“A New World Record” is studio album number 6 for Electric Light Orchestra (ELO), released in 1976.
Like The Doobie Brothers, this album acts as a bridge between the progressive side of the band and the radio-friendly side of the band.
The Electric Light Orchestra of 1976 is made up of Jeff Lynne on Lead Vocals and Lead Guitars, Bev Bevan on Percussion/Drums, Richard Tandy on Keyboards and Guitar, Kelly Groucutt on Bass and Backing Vocals.
Mik Kaminski is on Violin, Hugh McDowell on Cello and Melvyn Gale on Cello.
All songs are written by Jeff Lynne. At 28 years of age, he was at the peak of his songwriting powers.
How good is the symphonic 80 second Intro?
And then it moves into a Beatles like cut.
It starts off as a telephone call, with the call going to message and the message being left is the song.

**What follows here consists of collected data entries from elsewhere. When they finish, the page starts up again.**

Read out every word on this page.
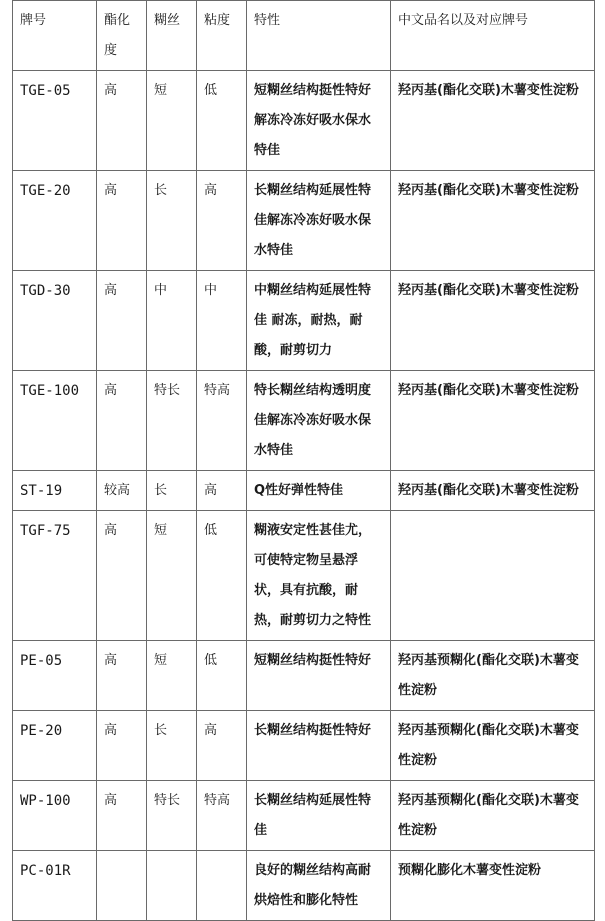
牌号	酯化度	糊丝	粘度	特性	中文品名以及对应牌号
TGE-05	高	短	低	短糊丝结构挺性特好解冻冷冻好吸水保水特佳	羟丙基(酯化交联)木薯变性淀粉
TGE-20	高	长	高	长糊丝结构延展性特佳解冻冷冻好吸水保水特佳	羟丙基(酯化交联)木薯变性淀粉
TGD-30	高	中	中	中糊丝结构延展性特佳 耐冻，耐热，耐酸，耐剪切力	羟丙基(酯化交联)木薯变性淀粉
TGE-100	高	特长	特高	特长糊丝结构透明度佳解冻冷冻好吸水保水特佳	羟丙基(酯化交联)木薯变性淀粉
ST-19	较高	长	高	Q性好弹性特佳	羟丙基(酯化交联)木薯变性淀粉
TGF-75	高	短	低	糊液安定性甚佳尤，可使特定物呈悬浮状，具有抗酸，耐热，耐剪切力之特性	
PE-05	高	短	低	短糊丝结构挺性特好	羟丙基预糊化(酯化交联)木薯变性淀粉
PE-20	高	长	高	长糊丝结构挺性特好	羟丙基预糊化(酯化交联)木薯变性淀粉
WP-100	高	特长	特高	长糊丝结构延展性特佳	羟丙基预糊化(酯化交联)木薯变性淀粉
PC-01R				良好的糊丝结构高耐烘焙性和膨化特性	预糊化膨化木薯变性淀粉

At first it sounds like a cassette recording and eventually the sound cleans up.
It’s a perfect 60s (especially when the do-wop section kicks in) like song that wouldn’t be out of place on the Grease movie.

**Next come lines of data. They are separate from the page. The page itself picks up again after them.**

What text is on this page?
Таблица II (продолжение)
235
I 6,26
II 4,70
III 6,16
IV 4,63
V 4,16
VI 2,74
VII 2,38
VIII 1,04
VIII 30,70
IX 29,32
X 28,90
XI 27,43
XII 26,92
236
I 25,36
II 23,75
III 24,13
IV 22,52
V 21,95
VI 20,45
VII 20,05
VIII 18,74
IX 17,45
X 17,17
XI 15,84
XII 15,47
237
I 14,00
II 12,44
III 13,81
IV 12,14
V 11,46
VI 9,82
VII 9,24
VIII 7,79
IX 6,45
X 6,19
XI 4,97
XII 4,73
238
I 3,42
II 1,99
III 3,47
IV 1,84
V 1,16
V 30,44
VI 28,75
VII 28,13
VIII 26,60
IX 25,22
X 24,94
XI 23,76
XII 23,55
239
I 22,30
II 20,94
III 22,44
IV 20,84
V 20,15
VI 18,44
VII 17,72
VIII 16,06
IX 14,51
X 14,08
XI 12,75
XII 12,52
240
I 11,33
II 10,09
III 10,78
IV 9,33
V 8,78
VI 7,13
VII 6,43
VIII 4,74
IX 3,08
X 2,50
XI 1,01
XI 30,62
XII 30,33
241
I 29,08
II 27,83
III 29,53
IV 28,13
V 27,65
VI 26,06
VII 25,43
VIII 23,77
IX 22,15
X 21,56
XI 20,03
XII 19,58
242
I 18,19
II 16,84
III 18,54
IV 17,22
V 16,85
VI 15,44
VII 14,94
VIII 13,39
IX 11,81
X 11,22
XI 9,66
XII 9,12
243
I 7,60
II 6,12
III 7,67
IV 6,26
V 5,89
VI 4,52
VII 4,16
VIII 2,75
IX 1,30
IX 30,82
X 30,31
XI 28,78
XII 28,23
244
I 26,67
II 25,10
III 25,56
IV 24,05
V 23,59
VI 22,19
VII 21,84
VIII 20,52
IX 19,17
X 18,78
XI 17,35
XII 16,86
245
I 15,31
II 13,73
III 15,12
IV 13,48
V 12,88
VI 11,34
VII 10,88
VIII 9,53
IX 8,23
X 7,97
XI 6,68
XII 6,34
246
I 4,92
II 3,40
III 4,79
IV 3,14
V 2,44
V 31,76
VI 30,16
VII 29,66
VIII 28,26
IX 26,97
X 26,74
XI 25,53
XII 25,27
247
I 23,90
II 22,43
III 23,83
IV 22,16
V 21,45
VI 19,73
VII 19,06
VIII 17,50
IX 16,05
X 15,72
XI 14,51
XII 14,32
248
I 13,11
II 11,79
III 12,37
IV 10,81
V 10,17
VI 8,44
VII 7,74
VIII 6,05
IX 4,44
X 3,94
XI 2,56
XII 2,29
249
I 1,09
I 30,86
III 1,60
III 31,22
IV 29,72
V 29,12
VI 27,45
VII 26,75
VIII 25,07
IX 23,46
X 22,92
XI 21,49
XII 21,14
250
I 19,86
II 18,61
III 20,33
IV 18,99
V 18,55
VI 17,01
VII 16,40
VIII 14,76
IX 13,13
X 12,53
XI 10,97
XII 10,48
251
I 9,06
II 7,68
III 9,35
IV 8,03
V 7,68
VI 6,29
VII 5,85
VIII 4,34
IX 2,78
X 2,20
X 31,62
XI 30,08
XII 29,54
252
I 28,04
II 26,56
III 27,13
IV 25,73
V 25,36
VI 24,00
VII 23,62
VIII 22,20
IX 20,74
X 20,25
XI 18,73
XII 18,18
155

Bar room 12 bar blues with symphonic elements and operatic like vocals.
What a mix?
Mission (A World Record)
A piano, violins and a vocal melody that Freddie Mercury would be proud off.
From a modern view point, Muse comes to mind.
There was a period in the70s when artists would write a song and have”Groove” or “Shuffle” in the title.
This song is in that area of Funk blues rock.
A great track.
It almost feels like a soundtrack with the Spanish like violin Intro before an acoustic rhythm kicks.
Press play just for the Chorus.
Above the Clouds
Its a remake of the 1972 single by The Move, of which Lynne was a member between 1970 and 1972.
And it’s my favorite track.
Just press play to hear the Intro riff.
It moves between an aria and a rock power ballad. Very Queen-like.
In Australian it went to Number 1 and it deserved to be there.
In 1977, four of the album’s songs were featured on the soundtrack of the film “Joyride” which always help getting the awareness out there.